Microsoft will stop bundling video conferencing app Teams to office software suite Office 365 and cloud software offering Microsoft 365. The company hopes to avoid a possible EU fine for unfair competition.

This news release can be read from this week on the news blog from microsoft.

The European Commission launched an investigation in late July of this year after complaints from messaging app Slack (now part of Salesforce) about market manipulation. According to that company, this occurred because Microsoft links its conferencing software to its office software offering by default. The question now is whether Microsoft's offering of Teams in its business software suite puts that software ahead of competitors' video conferencing software.

Microsoft claims to be ‘proactively’ taking this step after the investigation was launched and says it is also cooperating with information requests. Microsoft is said to have previously proposed solutions to comply with competition rules, but they were not honored.

With that proposal, Europe stumbled over Microsoft's failure to build in a price differential between the Office package with Teams and a version without Teams. That's coming now. Teams will be offered at a lower price to key Microsoft customers. Those get a reduced rate of 24 euros per year. New enterprise customers can use Teams separately for five euros a month or sixty euros a year.

Starting Oct. 1, Teams will be decoupled from Microsoft 365 and the Office 365 business offerings across Europe.

Teams

Teams, added for free to Office 365 in 2017, replaced Skype for Business at the time. It gained tremendous popularity in the mandatory work-from-home period during the corona pandemic.

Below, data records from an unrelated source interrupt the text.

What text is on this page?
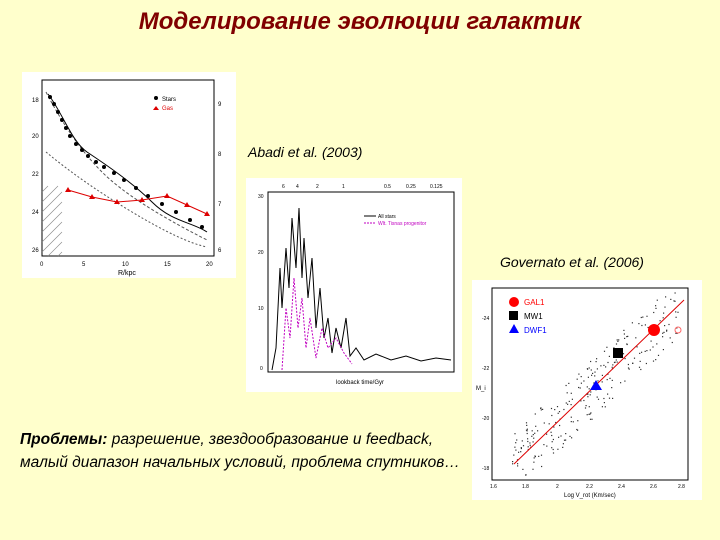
Моделирование эволюции галактик
Stars
Gas
18
20
22
24
26
9
8
7
6
0	5	10	15	20
R/kpc
Abadi et al. (2003)
6 4	2	1	0.5	0.25	0.125
30
20
10
0
All stars
Wlt. Tisnas progenitor
lookback time/Gyr
Governato et al. (2006)
GAL1
MW1
DWF1
-24
-22
-20
-18
M_i
1.6	1.8	2	2.2	2.4	2.6	2.8
Log V_rot (Km/sec)
Проблемы: разрешение, звездообразование и feedback, малый диапазон начальных условий, проблема спутников…
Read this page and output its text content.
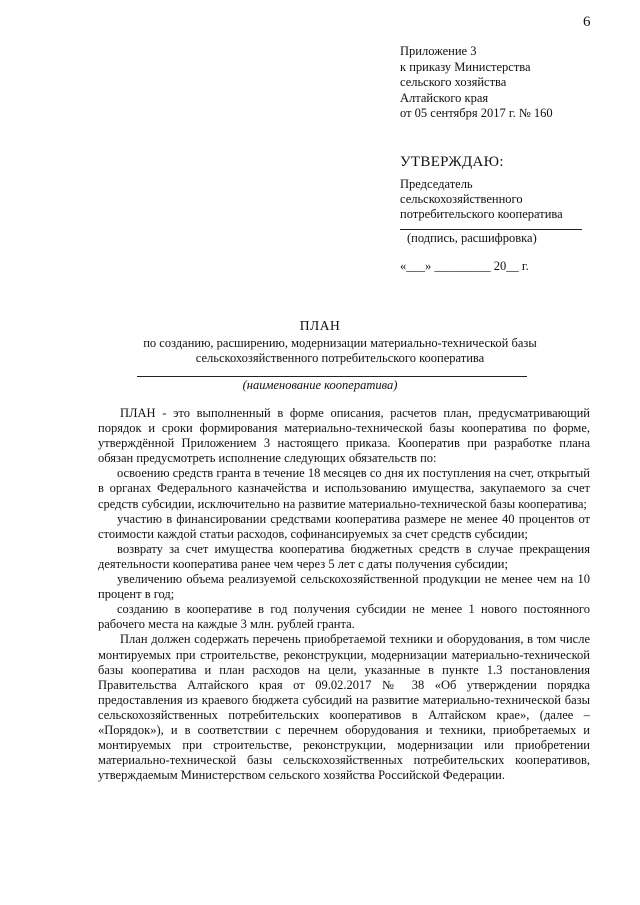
6
Приложение 3
к приказу Министерства
сельского хозяйства
Алтайского края
от 05 сентября 2017 г. № 160
УТВЕРЖДАЮ:
Председатель сельскохозяйственного потребительского кооператива
(подпись, расшифровка)
«___» _________ 20__ г.
ПЛАН
по созданию, расширению, модернизации материально-технической базы сельскохозяйственного потребительского кооператива
(наименование кооператива)

ПЛАН - это выполненный в форме описания, расчетов план, предусматривающий порядок и сроки формирования материально-технической базы кооператива по форме, утверждённой Приложением 3 настоящего приказа. Кооператив при разработке плана обязан предусмотреть исполнение следующих обязательств по:

освоению средств гранта в течение 18 месяцев со дня их поступления на счет, открытый в органах Федерального казначейства и использованию имущества, закупаемого за счет средств субсидии, исключительно на развитие материально-технической базы кооператива;

участию в финансировании средствами кооператива размере не менее 40 процентов от стоимости каждой статьи расходов, софинансируемых за счет средств субсидии;

возврату за счет имущества кооператива бюджетных средств в случае прекращения деятельности кооператива ранее чем через 5 лет с даты получения субсидии;

увеличению объема реализуемой сельскохозяйственной продукции не менее чем на 10 процент в год;

созданию в кооперативе в год получения субсидии не менее 1 нового постоянного рабочего места на каждые 3 млн. рублей гранта.

План должен содержать перечень приобретаемой техники и оборудования, в том числе монтируемых при строительстве, реконструкции, модернизации материально-технической базы кооператива и план расходов на цели, указанные в пункте 1.3 постановления Правительства Алтайского края от 09.02.2017 № 38 «Об утверждении порядка предоставления из краевого бюджета субсидий на развитие материально-технической базы сельскохозяйственных потребительских кооперативов в Алтайском крае», (далее – «Порядок»), и в соответствии с перечнем оборудования и техники, приобретаемых и монтируемых при строительстве, реконструкции, модернизации или приобретении материально-технической базы сельскохозяйственных потребительских кооперативов, утверждаемым Министерством сельского хозяйства Российской Федерации.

It is notable that those communication tools as part of the full offering are only now being discussed. Microsoft has included such applications in its business suites for more than a decade, such as Office Communicator in 2007 that later evaluated into Microsoft Teams via Lync and Skype for Business.

Microsoft, by the way, is familiar with Europe's competition rules. It had to pay 2.2 billion euros in fines last decade for violations of European competition rules. Although the context was different. Back then, the European Commission cracked down on the bundling of the Internet Explorer browser with the Windows operating system.